Article 6 also makes a first step towards WP 4, for string constraints with integer data types. We have made substantial contributions towards this in the last 6-8 months, which resulted in two recently accepted papers in IJCAR'20 and ATVA'20.

As for WP 3, and WP 5, we have made a number of advances in this direction. In particular, Articles 4, 7, and 8 represent applications of the results of this project. Article 4 provides an application of string constraints to reasoning about permissions in concurrent programs. Article 7 provides applications of string constraints to optimization of cascading style sheets (in particular, to analysing CSS selectors). Finally, Article 8 provides applications of string constraints to analysing probabilistic bisimulation of programs, with applications to checking anonymity of communication protocols. Article 8 also partly contributes to WP3, since it develops a semi-algorithm using string constraint solving for program verification. Two of these results were published at TOPLAS and CAV, two of the most prestigious venues on the topic.
We summarize the achievements of the project so far as follows:
1. The development of decidable string constraint language with complex string operations (including concatenation, real-world regular expressions, replaceall, length constraints, and transducers) and an efficient solver for it (OSTRICH). This is the first string solver that supports complex string operations (including replaceall, regular real-world expressions, and transducers), while remaining competitive with existing solvers on benchmarks without these complex operations.
2. The most expressive known fragment of word equations with length constraints. We have shown a strong connection between word equations with length constraints and existential Presburger with divisibility. This is the first decidability result that exploits this connection.
3. Applications to verification of string-manipulating programs. In particular, the verification of complex properties (e.g. anonymity) of models of distributed protocols using string constraint engine.
4. Certified String Solver (Distinguished Paper Award of CPP'22)

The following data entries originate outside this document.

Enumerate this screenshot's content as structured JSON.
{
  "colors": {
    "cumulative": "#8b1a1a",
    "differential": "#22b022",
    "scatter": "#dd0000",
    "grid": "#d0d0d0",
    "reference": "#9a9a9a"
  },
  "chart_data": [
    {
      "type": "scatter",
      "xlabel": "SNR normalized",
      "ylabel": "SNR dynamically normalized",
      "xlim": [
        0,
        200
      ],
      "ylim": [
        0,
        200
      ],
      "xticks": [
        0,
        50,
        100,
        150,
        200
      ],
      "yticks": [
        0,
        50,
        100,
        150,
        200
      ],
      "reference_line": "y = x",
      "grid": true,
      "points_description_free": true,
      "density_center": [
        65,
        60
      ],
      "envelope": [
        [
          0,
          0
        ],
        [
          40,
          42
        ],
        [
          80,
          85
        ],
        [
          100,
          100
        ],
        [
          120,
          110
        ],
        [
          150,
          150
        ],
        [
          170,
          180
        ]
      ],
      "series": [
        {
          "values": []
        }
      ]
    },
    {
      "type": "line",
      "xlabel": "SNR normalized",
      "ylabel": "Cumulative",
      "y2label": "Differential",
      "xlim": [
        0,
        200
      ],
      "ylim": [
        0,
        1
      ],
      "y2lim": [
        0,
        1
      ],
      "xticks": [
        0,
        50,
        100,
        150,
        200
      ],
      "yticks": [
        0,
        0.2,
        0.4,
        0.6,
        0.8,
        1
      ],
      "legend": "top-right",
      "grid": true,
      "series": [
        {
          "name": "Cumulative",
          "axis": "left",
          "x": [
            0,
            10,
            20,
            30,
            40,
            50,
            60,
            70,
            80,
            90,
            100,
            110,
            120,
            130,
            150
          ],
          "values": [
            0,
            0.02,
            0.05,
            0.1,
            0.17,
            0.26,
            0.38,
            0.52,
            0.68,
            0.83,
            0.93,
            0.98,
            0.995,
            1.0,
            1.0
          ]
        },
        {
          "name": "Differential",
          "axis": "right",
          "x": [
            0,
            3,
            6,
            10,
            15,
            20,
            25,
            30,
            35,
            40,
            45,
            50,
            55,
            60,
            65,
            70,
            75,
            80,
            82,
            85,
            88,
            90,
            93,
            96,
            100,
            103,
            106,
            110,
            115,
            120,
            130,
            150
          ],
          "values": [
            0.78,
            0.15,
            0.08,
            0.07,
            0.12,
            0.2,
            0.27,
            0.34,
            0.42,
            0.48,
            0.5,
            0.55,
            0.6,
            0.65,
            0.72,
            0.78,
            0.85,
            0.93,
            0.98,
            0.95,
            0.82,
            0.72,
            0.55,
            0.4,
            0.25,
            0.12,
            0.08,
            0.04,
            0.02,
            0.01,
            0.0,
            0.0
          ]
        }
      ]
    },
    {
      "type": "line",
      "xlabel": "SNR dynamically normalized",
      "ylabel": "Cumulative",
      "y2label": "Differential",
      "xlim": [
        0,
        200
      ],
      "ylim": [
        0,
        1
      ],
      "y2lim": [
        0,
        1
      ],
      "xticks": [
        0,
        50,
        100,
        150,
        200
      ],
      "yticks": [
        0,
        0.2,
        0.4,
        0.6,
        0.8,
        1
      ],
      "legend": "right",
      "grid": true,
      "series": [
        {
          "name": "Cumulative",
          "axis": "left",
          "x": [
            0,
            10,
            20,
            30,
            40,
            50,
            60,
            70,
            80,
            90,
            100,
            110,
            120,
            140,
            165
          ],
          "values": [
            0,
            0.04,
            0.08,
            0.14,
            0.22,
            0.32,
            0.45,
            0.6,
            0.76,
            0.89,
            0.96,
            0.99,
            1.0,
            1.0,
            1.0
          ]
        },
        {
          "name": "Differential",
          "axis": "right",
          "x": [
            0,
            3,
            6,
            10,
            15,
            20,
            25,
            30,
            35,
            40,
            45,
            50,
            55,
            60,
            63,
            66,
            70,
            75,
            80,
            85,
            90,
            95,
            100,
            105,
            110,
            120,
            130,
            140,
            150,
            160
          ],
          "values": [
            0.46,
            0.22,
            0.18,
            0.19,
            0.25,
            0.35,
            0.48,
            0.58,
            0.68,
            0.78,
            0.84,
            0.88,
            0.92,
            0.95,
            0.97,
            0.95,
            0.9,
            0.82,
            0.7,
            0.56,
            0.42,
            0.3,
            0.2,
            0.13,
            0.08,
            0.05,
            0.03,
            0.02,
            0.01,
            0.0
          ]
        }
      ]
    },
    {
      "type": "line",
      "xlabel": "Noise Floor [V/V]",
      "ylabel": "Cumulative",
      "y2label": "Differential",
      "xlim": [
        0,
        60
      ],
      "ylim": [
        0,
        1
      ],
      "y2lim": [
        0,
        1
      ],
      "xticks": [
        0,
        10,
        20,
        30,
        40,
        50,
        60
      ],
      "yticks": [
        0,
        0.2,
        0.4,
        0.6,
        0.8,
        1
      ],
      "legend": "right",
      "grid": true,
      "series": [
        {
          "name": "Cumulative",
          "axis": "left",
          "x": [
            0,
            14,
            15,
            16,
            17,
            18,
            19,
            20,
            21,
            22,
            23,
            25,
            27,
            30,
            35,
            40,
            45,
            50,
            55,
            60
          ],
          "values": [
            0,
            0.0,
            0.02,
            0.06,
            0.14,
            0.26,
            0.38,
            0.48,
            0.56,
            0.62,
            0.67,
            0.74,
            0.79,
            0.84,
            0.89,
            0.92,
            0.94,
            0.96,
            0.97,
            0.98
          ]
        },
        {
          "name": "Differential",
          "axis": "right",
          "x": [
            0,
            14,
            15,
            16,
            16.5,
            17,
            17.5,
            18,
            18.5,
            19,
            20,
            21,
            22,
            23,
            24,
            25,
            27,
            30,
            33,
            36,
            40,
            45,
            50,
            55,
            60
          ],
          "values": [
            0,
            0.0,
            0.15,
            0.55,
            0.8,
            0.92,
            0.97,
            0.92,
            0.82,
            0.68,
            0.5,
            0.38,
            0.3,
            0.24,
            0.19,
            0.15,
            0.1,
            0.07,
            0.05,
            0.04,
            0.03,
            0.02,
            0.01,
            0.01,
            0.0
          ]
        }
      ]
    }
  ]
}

An important next stage of the project is to develop a symbolic execution (i.e. program analysis) engine using our string constraint solver. This has currently the most active part of the project and is crucial for the success of the project. This is an extremely challenging part of the project, and we have made an initial progress in a recent paper published in POPL'22. In summary, we have initiated an integration of OSTRICH into the symbolic execution engine called Aratha. This has allowed us to generate string constraints from a program under test. One of the main challenges addressed in this paper is the use of real-world regular expressions, which may use complex features like greediness, capture groups, references, etc. We are still working to improve the robustness/preciseness of our string constraint generation.

Another feature that we have been working on is the robustness of OSTRICH alone. In particular, we are aiming to prepare for a submission to SMT Competition 2022.